Bangkit dari ranjang dengan tertatih, menyeret kakinya yang terasa begitu lembek menuju sudut dapur. Terlalu kelaparannya sampai terbesit untuk menjilat sisa bumbu tertinggal di piring kotor yang dini hari tadi di babat habis. Namun rasanya Bian tak sejorok itu untuk mengutipnya dari tempat cucian piring. Dari sekian banyak bahan sayuran yang di belanjakan Mike, untungnya ia menemukan mie instant.
Kresss
Tanpa ingin mengambil resiko dengan membakar habis isi rumah sewanya, Bian meremas mie itu menjadi serpihan lebih kecil dan mengocoknya dengan bumbu. Menuangkannya langsung ke mulut dengan rakus sampai habis tak tersisa.
"Aku masih lapar..."
Meninggalkan bungkusan kosong serta remahan mie di lantai begitu saja. Bian kemudian menggeledah seluruh saku pakaian kotornya yang berserakan tak karuan, berharap menemukan beberapa lembar uang.
"Bangsat!"
Lapar memang membuat suasana hatinya benar-benar bergejolak.
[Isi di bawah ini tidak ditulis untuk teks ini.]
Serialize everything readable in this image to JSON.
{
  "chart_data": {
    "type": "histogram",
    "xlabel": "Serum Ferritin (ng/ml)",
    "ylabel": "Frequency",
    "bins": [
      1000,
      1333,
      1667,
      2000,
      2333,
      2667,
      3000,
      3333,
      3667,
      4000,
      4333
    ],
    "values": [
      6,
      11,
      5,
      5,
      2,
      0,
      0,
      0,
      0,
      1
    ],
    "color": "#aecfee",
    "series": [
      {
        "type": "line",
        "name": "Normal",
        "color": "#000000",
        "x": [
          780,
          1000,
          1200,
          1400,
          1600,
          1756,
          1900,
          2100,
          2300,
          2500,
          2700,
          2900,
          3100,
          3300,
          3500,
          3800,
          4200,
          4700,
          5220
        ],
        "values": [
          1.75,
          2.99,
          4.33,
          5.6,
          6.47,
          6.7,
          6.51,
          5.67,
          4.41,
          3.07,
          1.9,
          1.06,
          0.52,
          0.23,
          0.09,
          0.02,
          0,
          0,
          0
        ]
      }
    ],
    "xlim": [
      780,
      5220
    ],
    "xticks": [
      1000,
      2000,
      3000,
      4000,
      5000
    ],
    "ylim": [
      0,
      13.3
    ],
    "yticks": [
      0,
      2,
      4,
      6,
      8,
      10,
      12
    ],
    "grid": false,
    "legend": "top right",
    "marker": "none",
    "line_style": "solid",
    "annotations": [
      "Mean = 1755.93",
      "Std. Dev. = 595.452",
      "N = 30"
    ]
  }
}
Bian kesal saat sepeserpun tak di miliknya. Terlebih saat terbesit pintasan kejadian, Tio yang menggeledah saku celananya sewaktu di klub malam jelas menjadi tersangka atas kesulitannya kali ini.
"Bajingan! Apa dia tuli? Berapa kali harus ku katakan untuk tak mengambil hutang ku dulu?"
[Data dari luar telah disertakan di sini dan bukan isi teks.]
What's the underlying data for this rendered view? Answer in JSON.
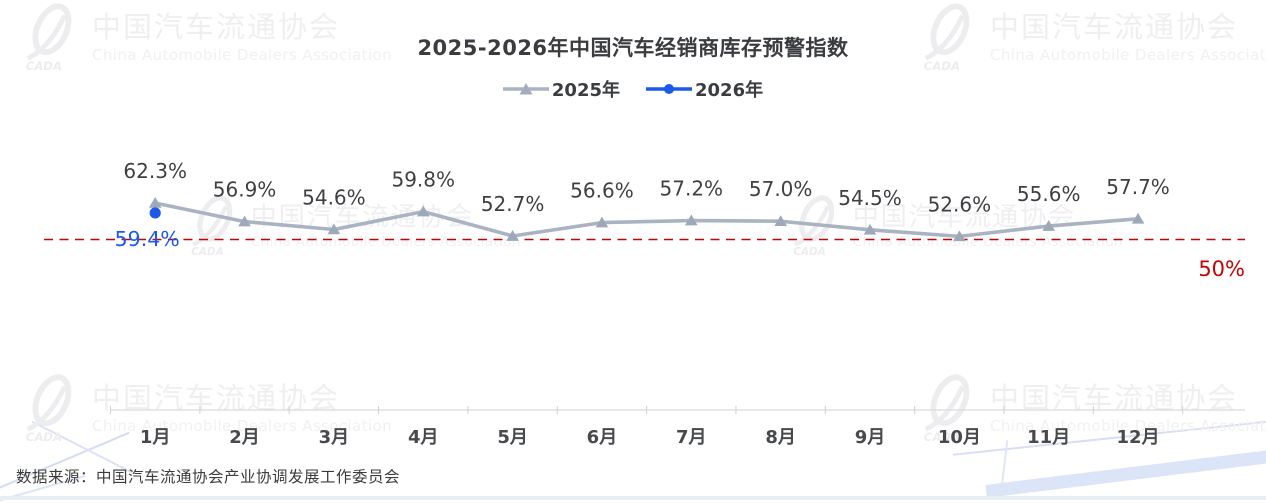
{
  "watermark": {
    "zh": "中国汽车流通协会",
    "en": "China Automobile Dealers Association",
    "logo": "CADA"
  },
  "header": {
    "title": "2025-2026年中国汽车经销商库存预警指数"
  },
  "legend": {
    "items": [
      {
        "label": "2025年",
        "color": "#a9b3c2",
        "marker": "triangle"
      },
      {
        "label": "2026年",
        "color": "#1c59e8",
        "marker": "circle"
      }
    ]
  },
  "chart_data": {
    "type": "line",
    "title": "2025-2026年中国汽车经销商库存预警指数",
    "categories": [
      "1月",
      "2月",
      "3月",
      "4月",
      "5月",
      "6月",
      "7月",
      "8月",
      "9月",
      "10月",
      "11月",
      "12月"
    ],
    "series": [
      {
        "name": "2025年",
        "marker": "triangle",
        "color": "#a9b3c2",
        "marker_color": "#9da8b8",
        "values": [
          62.3,
          56.9,
          54.6,
          59.8,
          52.7,
          56.6,
          57.2,
          57.0,
          54.5,
          52.6,
          55.6,
          57.7
        ],
        "labels": [
          "62.3%",
          "56.9%",
          "54.6%",
          "59.8%",
          "52.7%",
          "56.6%",
          "57.2%",
          "57.0%",
          "54.5%",
          "52.6%",
          "55.6%",
          "57.7%"
        ]
      },
      {
        "name": "2026年",
        "marker": "circle",
        "color": "#1c59e8",
        "values": [
          59.4
        ],
        "labels": [
          "59.4%"
        ]
      }
    ],
    "reference_line": {
      "value": 50,
      "label": "50%",
      "color": "#c00505",
      "style": "dashed"
    },
    "value_label_color": "#3e4043",
    "axis_label_color": "#47494c",
    "ylim": [
      50,
      64
    ],
    "grid": false,
    "legend_position": "top"
  },
  "footer": {
    "source": "数据来源：中国汽车流通协会产业协调发展工作委员会"
  }
}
Jalan akhir yang terpaksa harus di tempuh. Berdandan seadanya tanpa berniat sedikit pun membasuh tubuh lengketnya. Berjalan tertatih melintasi jalan raya, 30 menit di tempuhnya untuk sampai di tempatnya bekerja. Langsung menerobos masuk lewat pintu belakang karyawan, berniat mengutil makanan untuk menyelamatkan hidupnya. Kesibukan di dapur membuatnya mengendap-endap untuk mencari celah.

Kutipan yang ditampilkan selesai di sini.